Le 21e siècle est témoin de grands changements technologiques, socio-économiques, démographiques et environnementaux. Pour tirer parti de ces changements, les pays doivent se positionner selon une vision stratégique et développer leurs systèmes de formation. La collaboration et la coordination entre différents domaines politiques et entre les prestataires de formation, les employeurs et les entreprises revêtent à cet égard une importance cruciale. Tel a été le contexte dans lequel le Sommet sur les compétences 2026 de l'Organisation de coopération et de développement économiques (OCDE) s'est tenu à Istanbul avec pour thème « Valoriser les talents de toutes les générations ». La comparaison de systèmes et l’échange de « bonnes pratiques » dans ce contexte international est particulièrement propice à l’apprentissage mutuel.

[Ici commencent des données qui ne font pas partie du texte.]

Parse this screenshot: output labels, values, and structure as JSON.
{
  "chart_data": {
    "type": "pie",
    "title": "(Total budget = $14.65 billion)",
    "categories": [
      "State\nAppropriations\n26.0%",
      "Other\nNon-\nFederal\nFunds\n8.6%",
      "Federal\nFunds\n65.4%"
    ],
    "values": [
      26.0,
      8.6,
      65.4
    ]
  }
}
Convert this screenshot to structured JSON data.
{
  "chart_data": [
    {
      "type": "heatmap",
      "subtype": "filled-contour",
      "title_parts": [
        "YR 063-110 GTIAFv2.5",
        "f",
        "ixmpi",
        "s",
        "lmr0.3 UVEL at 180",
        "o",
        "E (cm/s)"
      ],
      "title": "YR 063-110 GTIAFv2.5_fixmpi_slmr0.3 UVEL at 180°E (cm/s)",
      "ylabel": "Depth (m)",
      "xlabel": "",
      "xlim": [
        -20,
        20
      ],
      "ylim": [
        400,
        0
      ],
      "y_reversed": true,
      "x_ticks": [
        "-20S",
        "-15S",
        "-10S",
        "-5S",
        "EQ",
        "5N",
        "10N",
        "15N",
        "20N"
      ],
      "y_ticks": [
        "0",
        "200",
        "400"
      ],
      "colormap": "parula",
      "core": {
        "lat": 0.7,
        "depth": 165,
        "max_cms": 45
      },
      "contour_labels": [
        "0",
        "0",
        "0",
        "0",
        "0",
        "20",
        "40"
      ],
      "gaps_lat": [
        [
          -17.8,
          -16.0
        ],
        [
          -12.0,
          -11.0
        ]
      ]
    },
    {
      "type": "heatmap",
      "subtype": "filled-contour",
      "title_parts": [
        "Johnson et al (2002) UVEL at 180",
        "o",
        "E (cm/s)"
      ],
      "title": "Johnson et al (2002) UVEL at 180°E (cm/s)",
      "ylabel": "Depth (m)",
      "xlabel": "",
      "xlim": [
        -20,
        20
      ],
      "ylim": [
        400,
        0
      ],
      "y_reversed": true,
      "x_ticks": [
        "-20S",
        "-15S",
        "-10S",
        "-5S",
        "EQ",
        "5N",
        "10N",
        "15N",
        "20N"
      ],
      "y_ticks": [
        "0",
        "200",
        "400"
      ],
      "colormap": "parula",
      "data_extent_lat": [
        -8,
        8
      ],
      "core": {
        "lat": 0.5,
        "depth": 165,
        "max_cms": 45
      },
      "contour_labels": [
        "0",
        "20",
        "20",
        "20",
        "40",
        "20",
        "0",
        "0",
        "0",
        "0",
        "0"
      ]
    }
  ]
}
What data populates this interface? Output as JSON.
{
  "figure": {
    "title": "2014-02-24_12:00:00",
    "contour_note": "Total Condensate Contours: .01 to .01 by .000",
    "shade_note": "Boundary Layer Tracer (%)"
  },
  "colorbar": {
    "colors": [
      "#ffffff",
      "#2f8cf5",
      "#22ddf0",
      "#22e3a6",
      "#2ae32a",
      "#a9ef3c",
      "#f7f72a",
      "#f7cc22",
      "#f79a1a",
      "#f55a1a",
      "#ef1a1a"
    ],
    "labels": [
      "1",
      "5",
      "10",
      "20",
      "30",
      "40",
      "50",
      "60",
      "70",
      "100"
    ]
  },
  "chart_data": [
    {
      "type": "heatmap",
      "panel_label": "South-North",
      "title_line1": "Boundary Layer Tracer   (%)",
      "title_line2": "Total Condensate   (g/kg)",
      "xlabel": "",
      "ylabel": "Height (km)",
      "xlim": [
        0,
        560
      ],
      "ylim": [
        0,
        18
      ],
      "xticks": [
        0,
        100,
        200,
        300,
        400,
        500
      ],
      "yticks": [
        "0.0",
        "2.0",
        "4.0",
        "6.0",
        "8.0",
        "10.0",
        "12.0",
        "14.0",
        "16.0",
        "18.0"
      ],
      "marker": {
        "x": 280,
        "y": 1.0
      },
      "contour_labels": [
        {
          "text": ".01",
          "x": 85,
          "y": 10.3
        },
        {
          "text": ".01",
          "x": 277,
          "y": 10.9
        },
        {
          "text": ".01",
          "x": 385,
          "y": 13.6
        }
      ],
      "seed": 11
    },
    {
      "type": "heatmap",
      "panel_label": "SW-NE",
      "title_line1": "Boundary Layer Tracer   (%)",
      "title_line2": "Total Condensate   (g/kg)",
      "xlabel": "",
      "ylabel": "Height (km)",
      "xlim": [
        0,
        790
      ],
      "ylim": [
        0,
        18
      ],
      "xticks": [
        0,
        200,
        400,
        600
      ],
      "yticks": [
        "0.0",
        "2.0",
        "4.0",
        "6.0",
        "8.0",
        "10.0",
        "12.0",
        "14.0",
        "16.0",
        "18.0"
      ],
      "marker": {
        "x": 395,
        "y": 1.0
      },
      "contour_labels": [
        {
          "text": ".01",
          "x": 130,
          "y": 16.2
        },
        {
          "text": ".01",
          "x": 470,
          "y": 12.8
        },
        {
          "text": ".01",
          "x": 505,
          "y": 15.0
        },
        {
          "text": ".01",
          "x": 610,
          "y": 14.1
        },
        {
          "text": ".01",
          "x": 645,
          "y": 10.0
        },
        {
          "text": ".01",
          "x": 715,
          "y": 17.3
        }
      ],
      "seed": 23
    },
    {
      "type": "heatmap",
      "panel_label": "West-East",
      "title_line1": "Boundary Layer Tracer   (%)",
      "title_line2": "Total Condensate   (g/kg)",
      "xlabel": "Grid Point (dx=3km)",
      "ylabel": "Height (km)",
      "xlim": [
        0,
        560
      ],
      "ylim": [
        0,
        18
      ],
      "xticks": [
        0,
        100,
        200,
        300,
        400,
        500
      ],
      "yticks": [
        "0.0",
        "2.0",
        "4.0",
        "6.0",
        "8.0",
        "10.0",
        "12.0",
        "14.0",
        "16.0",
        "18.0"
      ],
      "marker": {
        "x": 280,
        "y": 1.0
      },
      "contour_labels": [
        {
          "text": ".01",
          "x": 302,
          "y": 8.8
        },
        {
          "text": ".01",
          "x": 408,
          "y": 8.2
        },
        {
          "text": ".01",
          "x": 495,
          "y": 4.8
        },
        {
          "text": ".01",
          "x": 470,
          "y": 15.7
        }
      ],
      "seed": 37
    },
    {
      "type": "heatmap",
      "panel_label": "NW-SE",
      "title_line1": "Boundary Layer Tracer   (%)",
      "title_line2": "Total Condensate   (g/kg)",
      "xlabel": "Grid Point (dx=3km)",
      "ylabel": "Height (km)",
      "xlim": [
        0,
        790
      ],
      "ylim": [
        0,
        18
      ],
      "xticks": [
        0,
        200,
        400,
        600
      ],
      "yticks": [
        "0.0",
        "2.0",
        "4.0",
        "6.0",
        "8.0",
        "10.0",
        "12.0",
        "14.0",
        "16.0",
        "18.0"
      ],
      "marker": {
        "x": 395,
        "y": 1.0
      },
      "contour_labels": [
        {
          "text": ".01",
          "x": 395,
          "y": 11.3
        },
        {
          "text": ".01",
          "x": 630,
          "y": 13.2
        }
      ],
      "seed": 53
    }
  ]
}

Lors de ses interventions, la secrétaire d'État Martina Hirayama a montré comment, grâce à son adaptabilité, le système de formation suisse fait face aux défis technologiques, économiques et démographiques. Elle a notamment mis l’accent sur l’importance de la formation professionnelle pour garantir la disponibilité d’une main d’œuvre qualifiée et, dans cette optique, a évoqué le projet « Attrait de la formation professionnelle ». Elle a également souligné les défis et les opportunités que l’intelligence artificielle représente pour la société et l’économie. À cet égard, le système de formation suisse évolue en continu afin d’adapter le développement des compétences aux exigences de cette nouvelle réalité, tandis que les hautes écoles suisses, par leurs travaux de recherche et leur coopération, contribuent à l’innovation dans ce domaine. Enfin, la Secrétaire d’État a mis en avant les avantages d'un système de formation reposant sur une structure fédéraliste, laquelle permet d'associer un grand nombre d'acteurs privés et publics à des processus aussi divers que la fourniture de prestations, le financement, l'élaboration des lois ou le pilotage.
Dans le cadre du sommet, la secrétaire d'État a participé à des discussions bilatérales avec des homologues.